Throughout my mental tirade I meandered my way, out of the Jeffersonian, to Dr. Sweets' deceptively inviting office. From out in the hall I could hear his plush couch call out lovingly to me but I ignored it; for I was not here to have my mind searched, but instead to follow a scent I picked up about a month prior.

After a brief pause at the open door I entered. Ignoring the man's brief complaints at my intrusion I watched as he quickly refilled different folders and straightened out his desk. I did not bother to sit, but instead requested he accompanied me to lunch and not a second later did I hear his polite decline.

Tossing my phone on his desk I eyed up the young doctor, for he was truly young. Eyeing up the phone then myself I watched the confused man. After two quick beats I told him to call his girlfriend, cancel their lunch plans, and follow me. It was not a polite request like the first had been but instead it was an order. Firm and non-negotiable and it only took the young boy before me three seconds to realize that.

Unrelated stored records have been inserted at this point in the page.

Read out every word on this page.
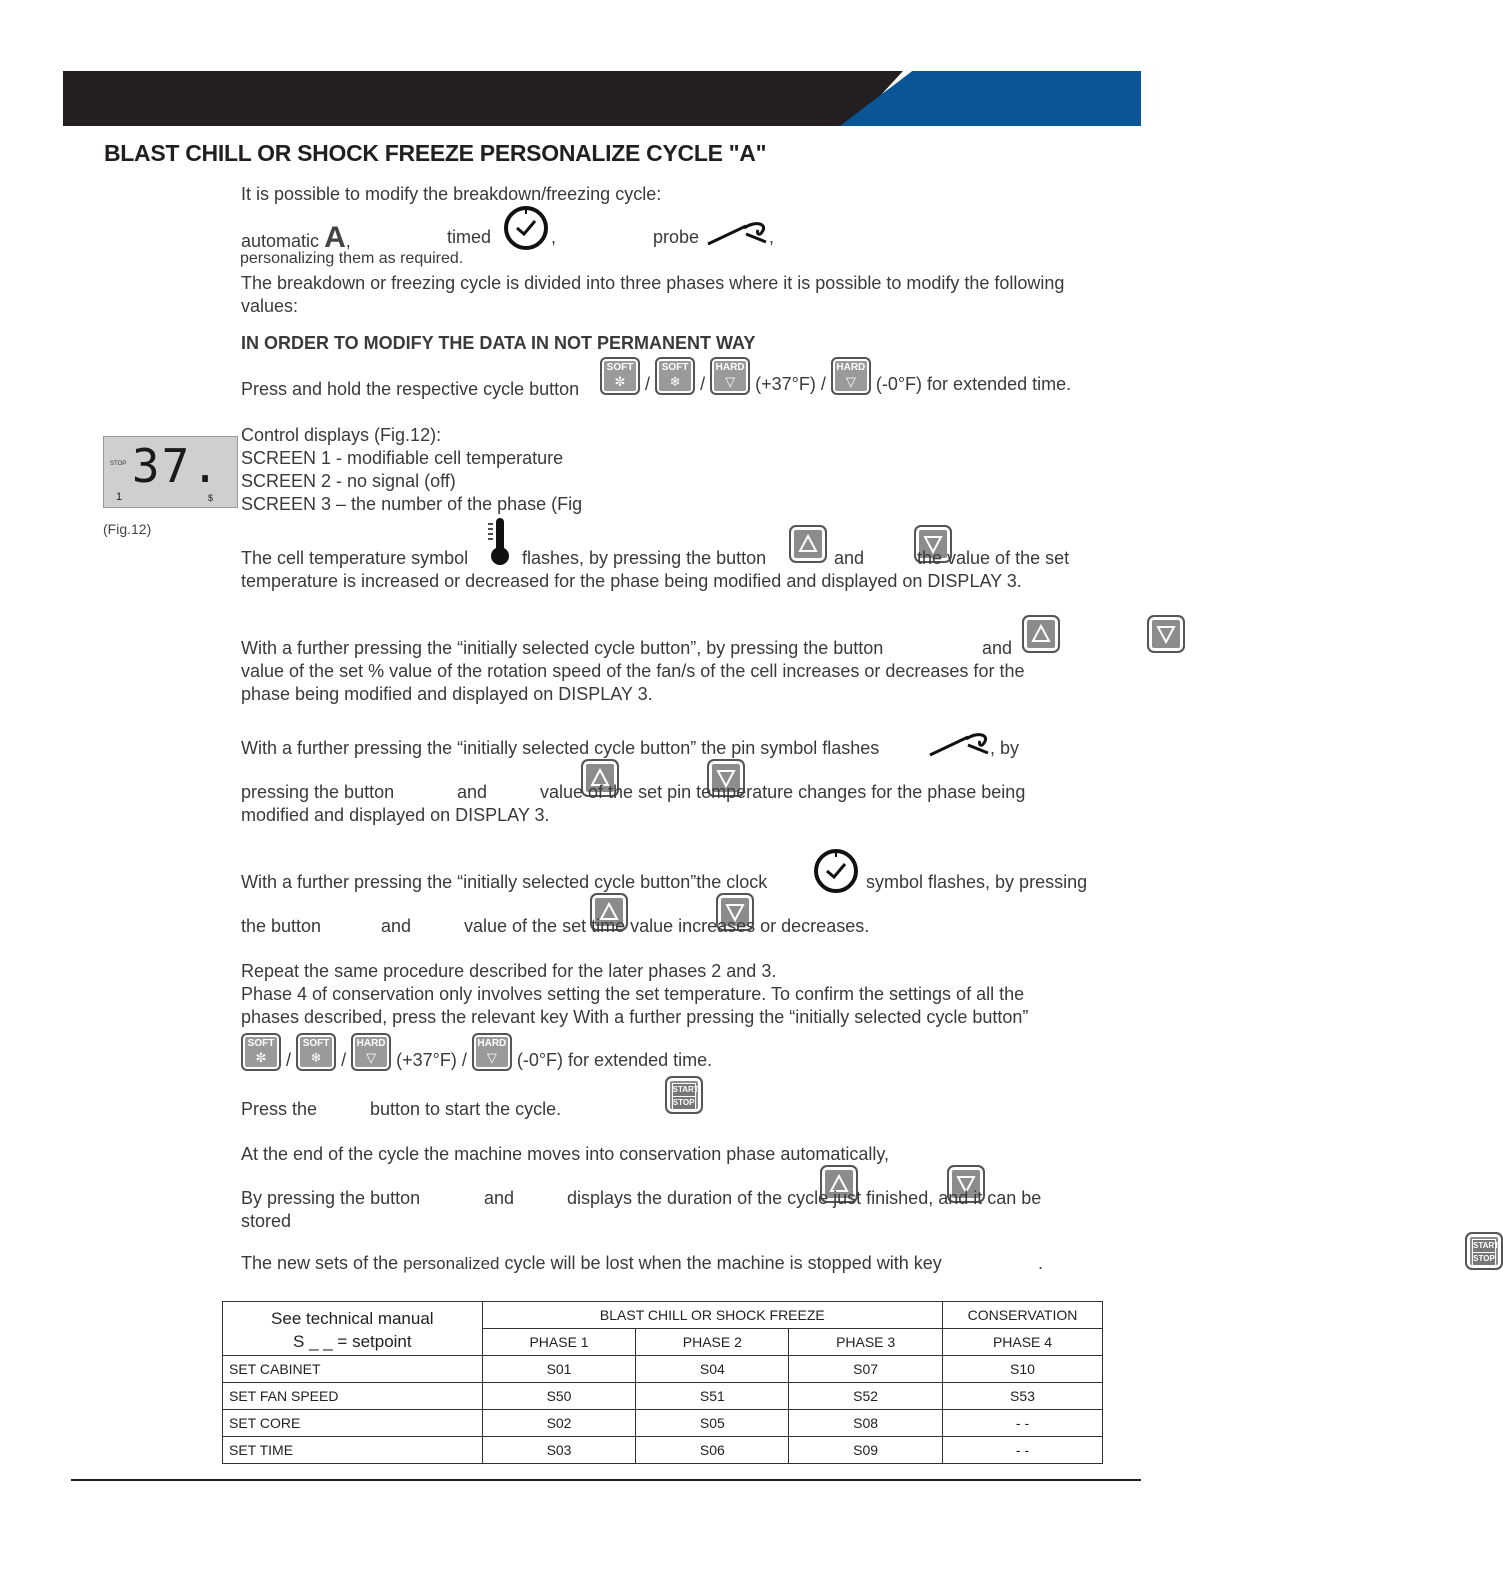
BLAST CHILL OR SHOCK FREEZE PERSONALIZE CYCLE "A"
It is possible to modify the breakdown/freezing cycle:
automatic A,	timed	,	probe	,
personalizing them as required.
The breakdown or freezing cycle is divided into three phases where it is possible to modify the following
values:
IN ORDER TO MODIFY THE DATA IN NOT PERMANENT WAY
Press and hold the respective cycle button
SOFT
✼	/
SOFT
❄	/
HARD
▽	(+37°F) /
HARD
▽	(-0°F) for extended time.
STOP 37.
1	$
(Fig.12)
Control displays (Fig.12):
SCREEN 1 - modifiable cell temperature
SCREEN 2 - no signal (off)
SCREEN 3 – the number of the phase (Fig
The cell temperature symbol	flashes, by pressing the button
	and
	the value of the set
temperature is increased or decreased for the phase being modified and displayed on DISPLAY 3.
With a further pressing the “initially selected cycle button”, by pressing the button
	and

value of the set % value of the rotation speed of the fan/s of the cell increases or decreases for the
phase being modified and displayed on DISPLAY 3.
With a further pressing the “initially selected cycle button” the pin symbol flashes	, by
pressing the button
	and
	value of the set pin temperature changes for the phase being
modified and displayed on DISPLAY 3.
With a further pressing the “initially selected cycle button”the clock	symbol flashes, by pressing
the button
	and
	value of the set time value increases or decreases.
Repeat the same procedure described for the later phases 2 and 3.
Phase 4 of conservation only involves setting the set temperature. To confirm the settings of all the
phases described, press the relevant key With a further pressing the “initially selected cycle button”
SOFT
✼	/
SOFT
❄	/
HARD
▽	(+37°F) /
HARD
▽	(-0°F) for extended time.
Press the
START
STOP

button to start the cycle.
At the end of the cycle the machine moves into conservation phase automatically,
By pressing the button
	and
	displays the duration of the cycle just finished, and it can be
stored
The new sets of the personalized cycle will be lost when the machine is stopped with key
START
STOP
.
See technical manual
S _ _ = setpoint	BLAST CHILL OR SHOCK FREEZE			CONSERVATION
	PHASE 1	PHASE 2	PHASE 3	PHASE 4
SET CABINET	S01	S04	S07	S10
SET FAN SPEED	S50	S51	S52	S53
SET CORE	S02	S05	S08	- -
SET TIME	S03	S06	S09	- -
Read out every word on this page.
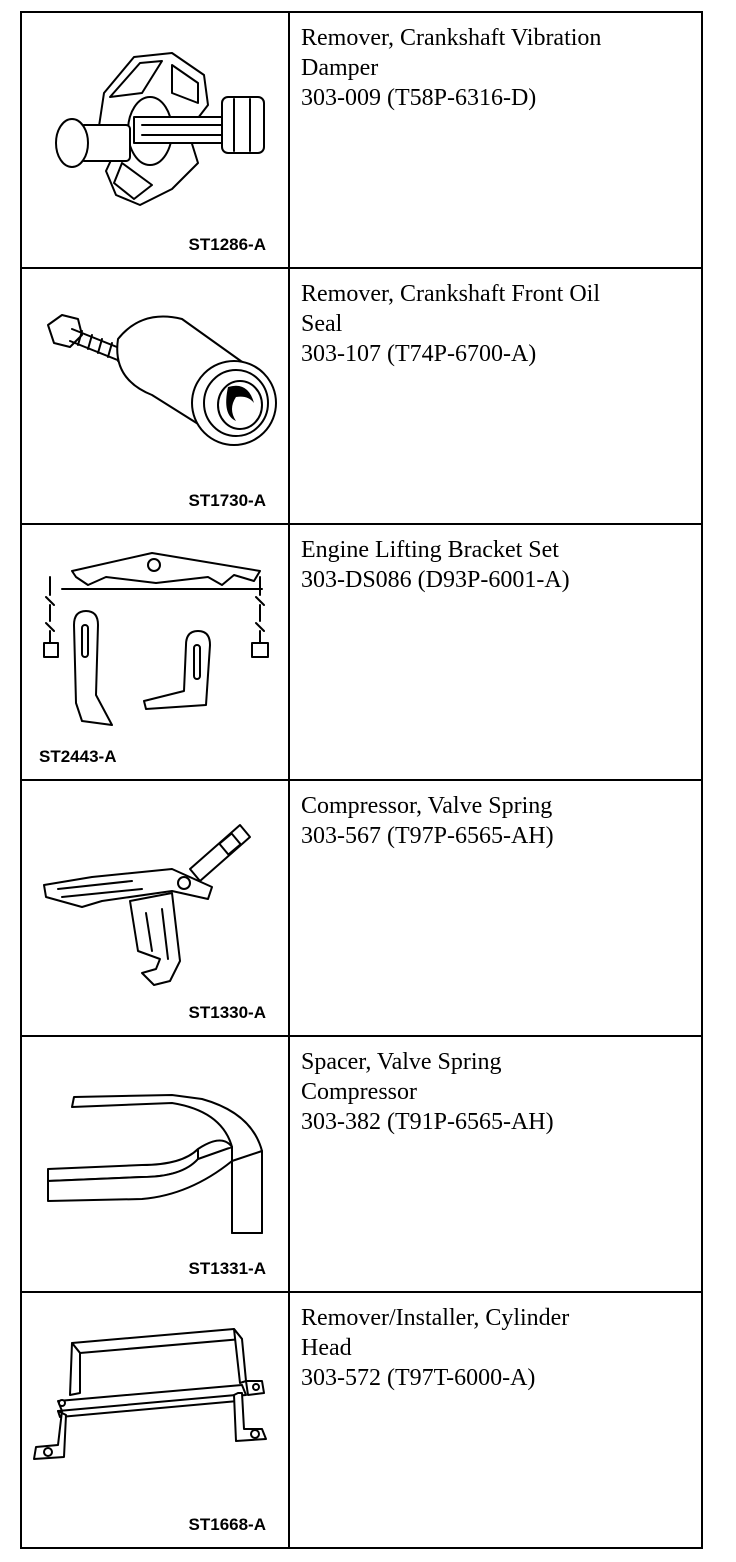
ST1286-A	Remover, Crankshaft Vibration
Damper
303-009 (T58P-6316-D)

ST1730-A	Remover, Crankshaft Front Oil
Seal
303-107 (T74P-6700-A)

ST2443-A	Engine Lifting Bracket Set
303-DS086 (D93P-6001-A)

ST1330-A	Compressor, Valve Spring
303-567 (T97P-6565-AH)

ST1331-A	Spacer, Valve Spring
Compressor
303-382 (T91P-6565-AH)

ST1668-A	Remover/Installer, Cylinder
Head
303-572 (T97T-6000-A)
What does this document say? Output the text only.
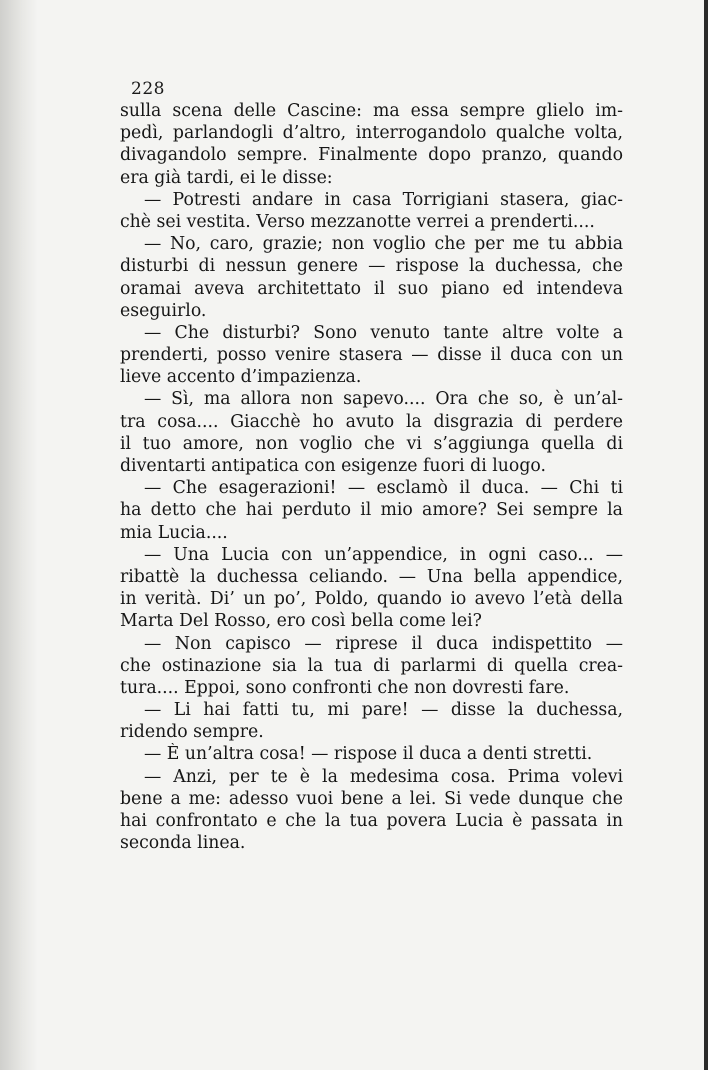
228
sulla scena delle Cascine: ma essa sempre glielo im-
pedì, parlandogli d’altro, interrogandolo qualche volta,
divagandolo sempre. Finalmente dopo pranzo, quando
era già tardi, ei le disse:
— Potresti andare in casa Torrigiani stasera, giac-
chè sei vestita. Verso mezzanotte verrei a prenderti....
— No, caro, grazie; non voglio che per me tu abbia
disturbi di nessun genere — rispose la duchessa, che
oramai aveva architettato il suo piano ed intendeva
eseguirlo.
— Che disturbi? Sono venuto tante altre volte a
prenderti, posso venire stasera — disse il duca con un
lieve accento d’impazienza.
— Sì, ma allora non sapevo.... Ora che so, è un’al-
tra cosa.... Giacchè ho avuto la disgrazia di perdere
il tuo amore, non voglio che vi s’aggiunga quella di
diventarti antipatica con esigenze fuori di luogo.
— Che esagerazioni! — esclamò il duca. — Chi ti
ha detto che hai perduto il mio amore? Sei sempre la
mia Lucia....
— Una Lucia con un’appendice, in ogni caso... —
ribattè la duchessa celiando. — Una bella appendice,
in verità. Di’ un po’, Poldo, quando io avevo l’età della
Marta Del Rosso, ero così bella come lei?
— Non capisco — riprese il duca indispettito —
che ostinazione sia la tua di parlarmi di quella crea-
tura.... Eppoi, sono confronti che non dovresti fare.
— Li hai fatti tu, mi pare! — disse la duchessa,
ridendo sempre.
— È un’altra cosa! — rispose il duca a denti stretti.
— Anzi, per te è la medesima cosa. Prima volevi
bene a me: adesso vuoi bene a lei. Si vede dunque che
hai confrontato e che la tua povera Lucia è passata in
seconda linea.
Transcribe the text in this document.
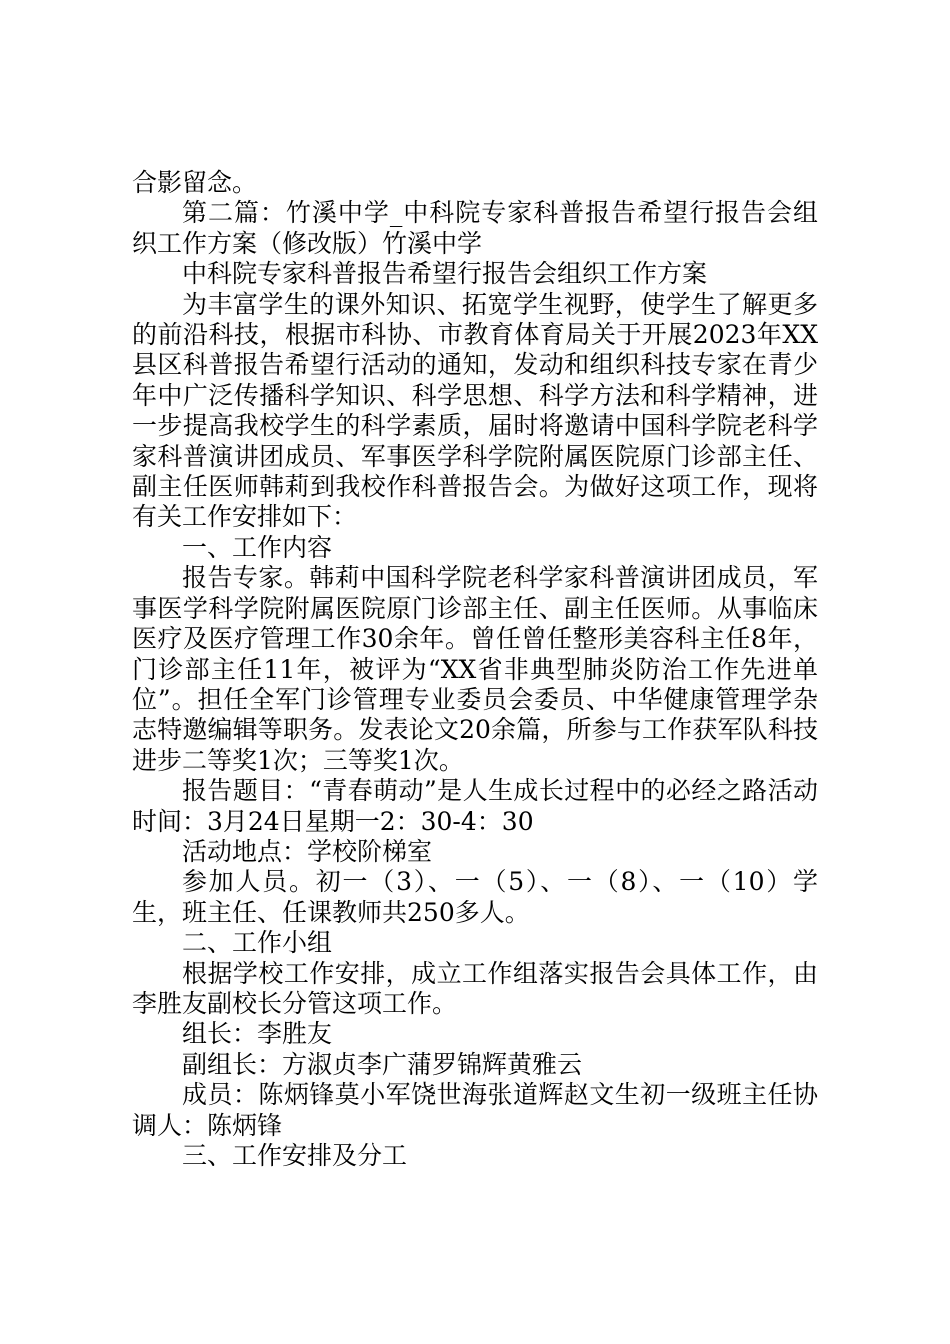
合影留念。

第二篇：竹溪中学_中科院专家科普报告希望行报告会组织工作方案（修改版）竹溪中学

中科院专家科普报告希望行报告会组织工作方案

为丰富学生的课外知识、拓宽学生视野，使学生了解更多的前沿科技，根据市科协、市教育体育局关于开展2023年XX县区科普报告希望行活动的通知，发动和组织科技专家在青少年中广泛传播科学知识、科学思想、科学方法和科学精神，进一步提高我校学生的科学素质，届时将邀请中国科学院老科学家科普演讲团成员、军事医学科学院附属医院原门诊部主任、副主任医师韩莉到我校作科普报告会。为做好这项工作，现将有关工作安排如下：

一、工作内容

报告专家。韩莉中国科学院老科学家科普演讲团成员，军事医学科学院附属医院原门诊部主任、副主任医师。从事临床医疗及医疗管理工作30余年。曾任曾任整形美容科主任8年，门诊部主任11年，被评为“XX省非典型肺炎防治工作先进单位”。担任全军门诊管理专业委员会委员、中华健康管理学杂志特邀编辑等职务。发表论文20余篇，所参与工作获军队科技进步二等奖1次；三等奖1次。

报告题目：“青春萌动”是人生成长过程中的必经之路活动时间：3月24日星期一2：30-4：30

活动地点：学校阶梯室

参加人员。初一（3）、一（5）、一（8）、一（10）学生，班主任、任课教师共250多人。

二、工作小组

根据学校工作安排，成立工作组落实报告会具体工作，由李胜友副校长分管这项工作。

组长：李胜友

副组长：方淑贞李广蒲罗锦辉黄雅云

成员：陈炳锋莫小军饶世海张道辉赵文生初一级班主任协调人：陈炳锋

三、工作安排及分工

I watched him, analyzed his cautious movements, as he picked up my phone and hesitantly canceled his lunch date with Daisy. A second later my phone was back in my possession and the young doctor was pulling on his coat; cautious yet eager to follow me.

Looking over my shoulder I smiled as he trailed behind. Quickly and almost silently he followed my command, canceling all of his subsequent appointments and heading down to the parking garage before me. The smile that graced my face turned devilish as I eyed him, standing around awkwardly next to my black Suzuki. Ignoring him completely I strode over to the bike and unhooked the helmet, tossing him the spare as I went. So my scent trail was right… And now that I had Dr. Sweets under my control I knew I would have fun. Not even the thought of my world crumbling could undermine that.